Frequency of subclinical hypothyroidism (SH) and autoimmune thyroiditis (AT) in pregnancy
Hernando Vargas Uricoechea
Background: The frequency of SH and AT in pregnancy is of the 3%, and diagnosis is determinant because of the high risk of complications (postpartum hemorrhage, abruptio placentae, gestational hypertension in the mother and disordered brain development and/or intrauterine growth retardation in the fetus).
Objective: Determine the frequency of SH and AT in 300 pregnant women.

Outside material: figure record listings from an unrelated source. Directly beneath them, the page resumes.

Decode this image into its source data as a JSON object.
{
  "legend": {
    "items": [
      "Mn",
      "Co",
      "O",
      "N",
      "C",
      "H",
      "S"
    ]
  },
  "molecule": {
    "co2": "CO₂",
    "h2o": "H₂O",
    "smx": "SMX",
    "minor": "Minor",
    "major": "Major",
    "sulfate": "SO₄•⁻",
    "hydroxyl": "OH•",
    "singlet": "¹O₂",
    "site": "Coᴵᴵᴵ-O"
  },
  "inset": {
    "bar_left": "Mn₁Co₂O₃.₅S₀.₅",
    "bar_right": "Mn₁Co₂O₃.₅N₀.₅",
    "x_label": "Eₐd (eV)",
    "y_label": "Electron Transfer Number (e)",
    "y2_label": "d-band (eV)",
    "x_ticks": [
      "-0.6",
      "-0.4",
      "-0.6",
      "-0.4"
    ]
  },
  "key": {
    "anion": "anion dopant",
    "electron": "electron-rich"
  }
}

Materials and methodology: About 300 pregnant women were screened. In accordance to gestation time the criterions of exclusion enclosed antecedents of replacement with thyroxine or previous thyroid disease. Blood samples were drawn for TSH, FT4, FT3 and TPO antibodies.
Results: From the 300 women, 120 (40%) were in first trimester; 88 (29.3%) were in second trimester and 92 (30.7%) were in third trimester. Prevalence of SH was found in 25 women (83%) of which 10 were diagnosed in the first trimester, 8 in the second trimester and 7 in the third trimester. All of the patients presented high levels of TSH with normal FT4 and FT3. The TPO antibodies were positive in 8 of the 10 women in the first trimester; 7 of the 8 in the second trimester and in 5 of the 7 in the third trimester. There was no difference in the TSH, FT4, FT3 and TPO antibody levels along of the studied trimesters (P=0.21).
Conclusion: (1) The prevalence of SH and AT can be higher than normally described, in our series it was of the 8.3%.
(2) The high prevalence of SH and AT in different populations can cause high frequency of maternal and fetal complications.